MINTEval: Evaluating Memory under Multi-Target Interference in Long-Horizon Agent Systems

Real-world agents operate over long and evolving horizons, where information is repeatedly updated and may interfere across memories, requiring accurate recall and aggregated reasoning over multiple pieces of information. However, existing benchmarks focus on static, independent recall and fail to capture these dynamic interactions between evolving memories. In this paper, we study how current memory-augmented agents perform in realistic, interference-heavy, long-horizon settings across diverse domains and question types. We introduce MINTEval (Long-Horizon Memory under INTerference Evaluation), a benchmark featuring (1) long, highly interconnected contexts with frequently updated information that induces substantial interference, (2) diverse domains (state tracking, multi-turn dialogue, Wikipedia revisions, and GitHub commits), enabling evaluation of domain generalization, and (3) diverse question types that assess robustness to interference, including (i) single-target recall tasks requiring retrieval of a specific target from long contexts, and (ii) multi-target aggregation tasks requiring reasoning over multiple relevant pieces of information. Overall, MINTEval has 15.6k question-answering pairs over long-horizon contexts averaging 138.8k tokens and extending up to 1.8M tokens per instance. We evaluate 7 representative systems, including vanilla long-context LLMs, RAG, and memory-augmented agent frameworks. Across all systems, we observe consistently low performance (avg. 27.9% accuracy), especially on questions requiring aggregated reasoning over multiple pieces of evidence. Our analysis shows that performance is primarily limited by retrieval and memory construction. Furthermore, current memory systems struggle to recall and reason over earlier facts that are revised or interfered with by subsequent context, with accuracy degrading as the number of intervening updates increases.
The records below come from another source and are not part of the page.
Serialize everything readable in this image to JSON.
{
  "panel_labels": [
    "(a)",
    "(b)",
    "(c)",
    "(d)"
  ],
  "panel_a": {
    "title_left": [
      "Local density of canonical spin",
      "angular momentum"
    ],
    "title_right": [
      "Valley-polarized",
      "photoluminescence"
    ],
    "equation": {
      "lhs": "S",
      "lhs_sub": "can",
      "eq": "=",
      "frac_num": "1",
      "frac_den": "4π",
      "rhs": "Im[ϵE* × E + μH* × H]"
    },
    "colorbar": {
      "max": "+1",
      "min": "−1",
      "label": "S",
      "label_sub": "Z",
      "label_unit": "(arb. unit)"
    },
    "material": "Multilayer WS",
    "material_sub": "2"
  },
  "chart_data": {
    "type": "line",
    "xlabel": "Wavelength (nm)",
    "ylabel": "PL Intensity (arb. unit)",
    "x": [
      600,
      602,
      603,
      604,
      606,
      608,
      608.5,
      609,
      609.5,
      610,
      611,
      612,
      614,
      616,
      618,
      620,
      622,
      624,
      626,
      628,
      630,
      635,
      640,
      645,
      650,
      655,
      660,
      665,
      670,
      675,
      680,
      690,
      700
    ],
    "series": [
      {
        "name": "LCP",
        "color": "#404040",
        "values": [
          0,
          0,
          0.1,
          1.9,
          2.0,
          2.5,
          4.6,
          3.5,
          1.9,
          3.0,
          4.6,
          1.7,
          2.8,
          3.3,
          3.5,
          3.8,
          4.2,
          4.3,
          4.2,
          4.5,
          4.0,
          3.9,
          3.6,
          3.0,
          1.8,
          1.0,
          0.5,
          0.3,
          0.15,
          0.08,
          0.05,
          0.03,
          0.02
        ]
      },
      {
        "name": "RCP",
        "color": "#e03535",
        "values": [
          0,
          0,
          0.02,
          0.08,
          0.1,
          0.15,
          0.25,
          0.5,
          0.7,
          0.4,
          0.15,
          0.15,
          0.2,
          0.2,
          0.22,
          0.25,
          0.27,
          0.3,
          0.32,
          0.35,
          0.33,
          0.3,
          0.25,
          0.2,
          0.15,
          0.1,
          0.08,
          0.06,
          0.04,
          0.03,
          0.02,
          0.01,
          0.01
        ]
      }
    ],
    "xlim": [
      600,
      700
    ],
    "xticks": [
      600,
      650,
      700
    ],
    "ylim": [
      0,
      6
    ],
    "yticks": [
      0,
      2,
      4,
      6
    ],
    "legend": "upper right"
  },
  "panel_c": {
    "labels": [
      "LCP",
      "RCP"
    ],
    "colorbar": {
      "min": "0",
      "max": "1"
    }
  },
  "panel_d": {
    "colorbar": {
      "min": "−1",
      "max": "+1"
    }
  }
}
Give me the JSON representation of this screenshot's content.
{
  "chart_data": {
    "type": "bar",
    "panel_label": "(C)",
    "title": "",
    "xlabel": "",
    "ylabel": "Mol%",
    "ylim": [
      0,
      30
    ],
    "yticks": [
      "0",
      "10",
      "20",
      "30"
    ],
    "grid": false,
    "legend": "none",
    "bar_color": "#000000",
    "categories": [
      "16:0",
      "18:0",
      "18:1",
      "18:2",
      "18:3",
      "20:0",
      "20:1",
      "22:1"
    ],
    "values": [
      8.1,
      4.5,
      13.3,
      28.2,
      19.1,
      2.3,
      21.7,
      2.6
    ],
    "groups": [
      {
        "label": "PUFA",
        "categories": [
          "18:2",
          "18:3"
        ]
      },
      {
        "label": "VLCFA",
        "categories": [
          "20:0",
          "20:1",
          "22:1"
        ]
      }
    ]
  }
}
翻译：真实世界的智能体在长期且动态演变的时间线上运行，信息会持续更新并可能在记忆中产生相互干扰，要求智能体能够精确回忆并对多条信息进行聚合推理。然而，现有基准测试侧重于静态、独立的记忆召回，未能捕捉演变记忆之间的动态交互。本文研究当前记忆增强型智能体在现实场景、高干扰、长时程设定下，跨不同领域与问题类型的表现。我们提出MINTEval（长时程多目标干扰记忆评估）基准，其特点包括：（1）包含频繁更新的长且高度互联的上下文，能诱发显著干扰；（2）涵盖多种领域（状态追踪、多轮对话、维基百科修订与GitHub提交），支持评估领域泛化能力；（3）包含多种问题类型以评估对干扰的鲁棒性，包括（i）需要从长上下文中检索特定目标的单目标召回任务，以及（ii）需要对多条相关信息进行聚合推理的多目标聚合任务。总体而言，MINTEval包含15.6k个问答对，上下文平均长度为138.8k词元，最长达每实例1.8M词元。我们评估了7个代表性系统，包括普通长上下文大语言模型、RAG以及记忆增强型智能体框架。在所有系统上，我们观察到持续的低性能表现（平均准确率27.9%），尤其是在需要基于多条证据进行聚合推理的问题上。分析表明，性能主要受限于检索能力与记忆构建能力。此外，当前记忆系统难以回忆起被后续上下文修改或干扰的早期事实，准确率随中间更新次数的增加而显著下降。